The thesholds are stored in `thresholds.json`.

### Use with ONNXRuntime

The input to the model is called `logits`, and there is one output per label. Each output produces a 2d array, with 1 row per input row, and each row having 2 columns - the first being a proba output for the negative case, and the second being a proba output for the positive case.

```python
# Assuming you have embeddings from BAAI/bge-small-en-v1.5 for the input sentences
# E.g. produced from sentence-transformers E.g. huggingface.co/BAAI/bge-small-en-v1.5
#      or from an ONNX version E.g. huggingface.co/Xenova/bge-small-en-v1.5

print(embeddings.shape)  # E.g. a batch of 1 sentence
> (1, 384)

import onnxruntime as ort

sess = ort.InferenceSession("path_to_model_dot_onnx", providers=['CPUExecutionProvider'])

outputs = [o.name for o in sess.get_outputs()]  # list of labels, in the order of the outputs
preds_onnx = sess.run(_outputs, {'logits': embeddings})
# preds_onnx is a list with 28 entries, one per label,
# each with a numpy array of shape (1, 2) given the input was a batch of 1

print(outputs[0])
> surprise
print(preds_onnx[0])
> array([[0.97136074, 0.02863926]], dtype=float32)

# load thresholds.json and use that (per label) to convert the positive case score to a binary prediction 
```

### Commentary on the dataset

Some labels (E.g. gratitude) when considered independently perform very strongly, whilst others (E.g. relief) perform very poorly.

This is a challenging dataset.
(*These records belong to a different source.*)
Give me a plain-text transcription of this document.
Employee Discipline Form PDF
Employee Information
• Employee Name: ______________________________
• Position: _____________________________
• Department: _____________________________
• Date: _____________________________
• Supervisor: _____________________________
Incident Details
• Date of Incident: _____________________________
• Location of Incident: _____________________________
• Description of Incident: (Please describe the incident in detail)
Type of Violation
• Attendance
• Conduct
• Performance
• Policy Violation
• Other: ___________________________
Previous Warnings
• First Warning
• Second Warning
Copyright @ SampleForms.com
Labels such as relief do have much fewer examples in the training data (less than 100 out of the 40k+, and only 11 in the test split).

But there is also some ambiguity and/or labelling errors visible in the training data of go_emotions that is suspected to constrain the performance. Data cleaning on the dataset to reduce some of the mistakes, ambiguity, conflicts and duplication in the labelling would produce a higher performing model.